I leave a bit of an opening at the top and bottom to allow for ventilation, but since the coop is south facing with solid wood on the top 2/3 of the south facing opening, and the north side is also solid wood with a way for us to open to check eggs, add water to the bucket, and let them out in the late afternoons, they do need some ventilation on the east and west sides. Their roost pole is up high enough so that the solid wood portions of the coop block wet weather from them and their nest box and water bucket are down low, next to the north wall, to keep them from pooping in it. It’s across the “room” from the roost pole.

We’ll also tack feed sacks and whatever else up to the hog house, add hay to the stalls, and keep those guys cozy. The goat shelters, though, need more substantial siding. Crazy goats will chew on plastic feed sacks! So, we’ll be putting up whatever scrap lumber, plywood, or hard plastic paneling we can find to keep the wind out of their shelters. Might even disassemble pallets to use for hard-siding the goat shelters.

Technorati Tags: ,

Thursday, October 20, 2016

Catching up!

I have been remiss in posting to my blog as I should, so I’ll spend the next few days trying to get everyone caught up.

It’s been busy here, trying to get the new homestead established enough before winter so that we and the animals can at least be somewhat comfortable.
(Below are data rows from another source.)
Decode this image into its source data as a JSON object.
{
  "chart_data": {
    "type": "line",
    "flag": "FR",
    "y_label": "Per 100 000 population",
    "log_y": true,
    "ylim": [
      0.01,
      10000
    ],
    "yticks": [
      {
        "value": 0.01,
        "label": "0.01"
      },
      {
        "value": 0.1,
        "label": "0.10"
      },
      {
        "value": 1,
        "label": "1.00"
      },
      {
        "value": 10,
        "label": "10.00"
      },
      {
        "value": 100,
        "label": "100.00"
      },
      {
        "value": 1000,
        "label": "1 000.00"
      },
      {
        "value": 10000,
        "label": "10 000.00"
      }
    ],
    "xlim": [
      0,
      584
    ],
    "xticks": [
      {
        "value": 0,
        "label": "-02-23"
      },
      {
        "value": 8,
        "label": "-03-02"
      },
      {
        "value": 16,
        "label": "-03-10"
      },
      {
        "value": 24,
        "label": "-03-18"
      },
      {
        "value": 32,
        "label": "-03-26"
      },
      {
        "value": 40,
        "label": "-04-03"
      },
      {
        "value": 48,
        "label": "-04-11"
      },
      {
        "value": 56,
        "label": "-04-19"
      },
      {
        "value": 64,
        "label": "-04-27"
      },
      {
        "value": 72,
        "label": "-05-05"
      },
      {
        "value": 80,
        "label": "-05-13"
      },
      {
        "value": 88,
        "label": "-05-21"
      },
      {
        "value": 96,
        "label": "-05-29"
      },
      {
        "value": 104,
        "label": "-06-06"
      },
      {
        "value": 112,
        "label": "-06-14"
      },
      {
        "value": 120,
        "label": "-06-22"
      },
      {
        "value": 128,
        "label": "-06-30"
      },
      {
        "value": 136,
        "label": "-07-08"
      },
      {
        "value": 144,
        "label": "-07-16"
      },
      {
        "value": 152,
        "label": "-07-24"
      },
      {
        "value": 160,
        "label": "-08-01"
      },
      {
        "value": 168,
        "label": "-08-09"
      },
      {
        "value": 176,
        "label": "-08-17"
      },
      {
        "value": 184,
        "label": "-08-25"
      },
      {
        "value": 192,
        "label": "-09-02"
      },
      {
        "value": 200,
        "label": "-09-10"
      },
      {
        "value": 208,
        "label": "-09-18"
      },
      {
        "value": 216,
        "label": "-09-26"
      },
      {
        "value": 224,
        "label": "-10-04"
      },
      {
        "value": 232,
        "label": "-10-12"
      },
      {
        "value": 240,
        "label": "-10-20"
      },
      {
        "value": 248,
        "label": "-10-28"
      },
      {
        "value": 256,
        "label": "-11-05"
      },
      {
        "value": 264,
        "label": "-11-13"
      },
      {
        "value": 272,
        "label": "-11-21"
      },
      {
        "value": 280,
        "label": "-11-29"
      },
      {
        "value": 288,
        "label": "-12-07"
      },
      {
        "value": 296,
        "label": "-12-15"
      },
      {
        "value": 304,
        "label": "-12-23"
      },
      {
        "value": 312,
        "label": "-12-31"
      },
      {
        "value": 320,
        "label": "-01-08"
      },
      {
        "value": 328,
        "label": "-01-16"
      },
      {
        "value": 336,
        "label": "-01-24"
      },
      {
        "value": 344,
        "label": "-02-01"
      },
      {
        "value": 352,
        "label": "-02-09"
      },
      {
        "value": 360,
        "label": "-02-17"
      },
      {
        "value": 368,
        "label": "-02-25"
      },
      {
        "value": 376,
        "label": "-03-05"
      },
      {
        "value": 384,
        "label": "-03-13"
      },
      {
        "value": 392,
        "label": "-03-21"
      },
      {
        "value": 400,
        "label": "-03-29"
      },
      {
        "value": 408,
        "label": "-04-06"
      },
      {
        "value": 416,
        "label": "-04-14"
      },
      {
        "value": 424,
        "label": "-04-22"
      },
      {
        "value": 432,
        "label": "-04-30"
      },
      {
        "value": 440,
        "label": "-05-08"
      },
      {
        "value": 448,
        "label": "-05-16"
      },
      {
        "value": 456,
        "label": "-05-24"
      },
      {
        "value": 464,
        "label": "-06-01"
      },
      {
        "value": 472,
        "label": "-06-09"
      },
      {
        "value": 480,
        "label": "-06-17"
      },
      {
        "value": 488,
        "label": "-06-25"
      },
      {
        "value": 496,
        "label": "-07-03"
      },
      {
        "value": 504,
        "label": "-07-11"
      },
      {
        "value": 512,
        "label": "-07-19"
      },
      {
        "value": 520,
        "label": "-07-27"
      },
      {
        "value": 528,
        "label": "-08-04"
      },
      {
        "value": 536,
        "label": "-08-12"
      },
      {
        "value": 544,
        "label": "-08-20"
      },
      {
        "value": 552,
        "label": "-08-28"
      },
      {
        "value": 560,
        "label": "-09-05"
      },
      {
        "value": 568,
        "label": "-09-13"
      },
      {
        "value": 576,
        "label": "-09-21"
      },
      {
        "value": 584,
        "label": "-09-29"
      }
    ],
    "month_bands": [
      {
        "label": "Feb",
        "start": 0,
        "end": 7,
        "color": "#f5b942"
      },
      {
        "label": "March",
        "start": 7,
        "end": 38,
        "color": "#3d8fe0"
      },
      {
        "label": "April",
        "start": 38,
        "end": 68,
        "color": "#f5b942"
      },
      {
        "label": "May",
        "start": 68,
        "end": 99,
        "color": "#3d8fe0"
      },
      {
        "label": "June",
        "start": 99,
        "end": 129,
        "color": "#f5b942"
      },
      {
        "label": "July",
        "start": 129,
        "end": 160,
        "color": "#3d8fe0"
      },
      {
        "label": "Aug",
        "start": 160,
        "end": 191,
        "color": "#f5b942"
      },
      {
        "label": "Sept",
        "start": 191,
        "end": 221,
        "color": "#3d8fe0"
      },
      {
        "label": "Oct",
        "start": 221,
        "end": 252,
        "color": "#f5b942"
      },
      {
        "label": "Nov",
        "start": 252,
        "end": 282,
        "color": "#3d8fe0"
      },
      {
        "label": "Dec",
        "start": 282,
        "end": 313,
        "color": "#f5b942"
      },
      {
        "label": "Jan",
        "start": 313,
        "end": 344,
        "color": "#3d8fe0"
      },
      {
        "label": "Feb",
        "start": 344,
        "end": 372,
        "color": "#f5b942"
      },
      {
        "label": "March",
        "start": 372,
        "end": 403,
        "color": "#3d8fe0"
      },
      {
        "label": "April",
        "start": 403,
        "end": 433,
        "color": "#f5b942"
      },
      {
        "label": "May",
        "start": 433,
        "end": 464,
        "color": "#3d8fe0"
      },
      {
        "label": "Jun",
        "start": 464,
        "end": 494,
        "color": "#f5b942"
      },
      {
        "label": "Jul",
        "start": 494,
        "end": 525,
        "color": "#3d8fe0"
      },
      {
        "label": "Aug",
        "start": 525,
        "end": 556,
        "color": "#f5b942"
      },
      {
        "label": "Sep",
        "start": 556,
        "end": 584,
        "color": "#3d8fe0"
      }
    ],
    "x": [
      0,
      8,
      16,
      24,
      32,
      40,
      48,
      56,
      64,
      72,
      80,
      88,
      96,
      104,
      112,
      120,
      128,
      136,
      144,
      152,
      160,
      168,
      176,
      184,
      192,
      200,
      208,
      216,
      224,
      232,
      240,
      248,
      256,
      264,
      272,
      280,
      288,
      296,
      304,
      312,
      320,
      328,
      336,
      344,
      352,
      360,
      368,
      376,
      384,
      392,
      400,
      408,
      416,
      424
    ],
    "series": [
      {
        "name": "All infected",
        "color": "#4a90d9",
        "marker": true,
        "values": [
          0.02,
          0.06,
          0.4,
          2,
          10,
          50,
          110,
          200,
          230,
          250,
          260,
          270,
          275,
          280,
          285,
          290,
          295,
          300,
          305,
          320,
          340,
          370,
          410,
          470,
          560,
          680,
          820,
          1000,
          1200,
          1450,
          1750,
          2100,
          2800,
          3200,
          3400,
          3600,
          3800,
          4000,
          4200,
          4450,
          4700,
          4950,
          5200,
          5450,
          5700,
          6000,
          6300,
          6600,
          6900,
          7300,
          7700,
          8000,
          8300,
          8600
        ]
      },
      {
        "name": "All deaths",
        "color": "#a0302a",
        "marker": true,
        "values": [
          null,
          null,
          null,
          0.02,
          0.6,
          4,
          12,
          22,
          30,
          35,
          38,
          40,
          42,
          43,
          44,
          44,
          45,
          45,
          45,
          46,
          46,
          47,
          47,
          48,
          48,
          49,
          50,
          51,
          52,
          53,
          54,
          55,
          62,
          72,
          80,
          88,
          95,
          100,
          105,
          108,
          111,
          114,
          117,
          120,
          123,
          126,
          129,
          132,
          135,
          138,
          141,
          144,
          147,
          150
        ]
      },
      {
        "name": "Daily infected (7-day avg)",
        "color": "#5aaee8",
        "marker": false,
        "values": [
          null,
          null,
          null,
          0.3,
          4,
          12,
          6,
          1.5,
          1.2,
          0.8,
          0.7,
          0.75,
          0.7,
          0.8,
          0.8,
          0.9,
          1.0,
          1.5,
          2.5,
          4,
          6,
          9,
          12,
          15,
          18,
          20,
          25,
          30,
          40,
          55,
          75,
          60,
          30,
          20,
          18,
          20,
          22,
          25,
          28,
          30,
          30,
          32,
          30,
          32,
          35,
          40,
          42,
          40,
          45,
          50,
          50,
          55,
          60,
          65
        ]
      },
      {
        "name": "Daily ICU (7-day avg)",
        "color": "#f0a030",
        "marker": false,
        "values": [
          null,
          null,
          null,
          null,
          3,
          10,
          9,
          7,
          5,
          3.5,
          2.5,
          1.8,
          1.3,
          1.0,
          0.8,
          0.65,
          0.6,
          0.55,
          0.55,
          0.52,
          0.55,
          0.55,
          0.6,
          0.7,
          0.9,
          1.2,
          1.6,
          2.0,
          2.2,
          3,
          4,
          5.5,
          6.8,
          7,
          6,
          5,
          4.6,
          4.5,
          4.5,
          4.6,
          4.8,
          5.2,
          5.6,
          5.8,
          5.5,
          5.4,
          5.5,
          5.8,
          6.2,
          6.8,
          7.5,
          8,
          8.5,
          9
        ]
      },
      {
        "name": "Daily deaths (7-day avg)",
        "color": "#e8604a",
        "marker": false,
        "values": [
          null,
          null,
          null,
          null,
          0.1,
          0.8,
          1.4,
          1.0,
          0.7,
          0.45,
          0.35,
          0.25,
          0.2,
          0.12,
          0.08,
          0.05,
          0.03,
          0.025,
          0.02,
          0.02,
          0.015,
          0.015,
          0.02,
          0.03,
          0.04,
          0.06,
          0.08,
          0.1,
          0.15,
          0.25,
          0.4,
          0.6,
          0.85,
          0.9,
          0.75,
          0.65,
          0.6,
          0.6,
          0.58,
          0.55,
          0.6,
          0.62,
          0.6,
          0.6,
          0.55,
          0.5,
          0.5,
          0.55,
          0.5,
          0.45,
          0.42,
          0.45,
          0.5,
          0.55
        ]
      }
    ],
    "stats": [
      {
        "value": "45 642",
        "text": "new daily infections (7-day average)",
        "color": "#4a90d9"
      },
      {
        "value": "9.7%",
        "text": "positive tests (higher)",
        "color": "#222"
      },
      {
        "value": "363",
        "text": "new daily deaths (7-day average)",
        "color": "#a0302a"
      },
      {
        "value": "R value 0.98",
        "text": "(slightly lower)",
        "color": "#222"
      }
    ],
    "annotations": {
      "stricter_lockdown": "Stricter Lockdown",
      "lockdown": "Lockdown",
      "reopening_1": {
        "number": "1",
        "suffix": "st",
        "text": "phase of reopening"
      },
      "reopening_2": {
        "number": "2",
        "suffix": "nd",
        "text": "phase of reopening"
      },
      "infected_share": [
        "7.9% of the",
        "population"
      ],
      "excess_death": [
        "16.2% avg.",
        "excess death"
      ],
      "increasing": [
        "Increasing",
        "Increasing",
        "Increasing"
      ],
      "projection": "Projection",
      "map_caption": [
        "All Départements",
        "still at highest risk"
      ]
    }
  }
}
Being off grid means really making careful plans and doing some work that just won’t wait.

For instance, I have put away all my yarns, knitting, looming, and crocheting in order to get more food storage in place, get the animal shelters somewhat winterized, and get the water line in better shape (into a trench) to use it inside instead of doing everything outside. There will be plenty of decent days I can do dishes and laundry outside, but there will be plenty more where the temps just won’t allow it.

When November comes, we’ll be getting at least some insulation into the cabin and we’ll finish burying the water line and wrap it where it comes out of the ground. I’m sure the insulation won’t be all we need to have in here, but even a little is better than none! It will help not only with the cold in the winter but with the heat in the summer.

I’ve posted several videos about what we’re doing to get ready outside for winter weather. I’ll link those in future blog posts. In the meantime, we continue to strive to get the most out of this homestead that we can as we make plans for next year’s garden and orchard, additional fences for the livestock, and and expanded chicken run and coop for more chickens.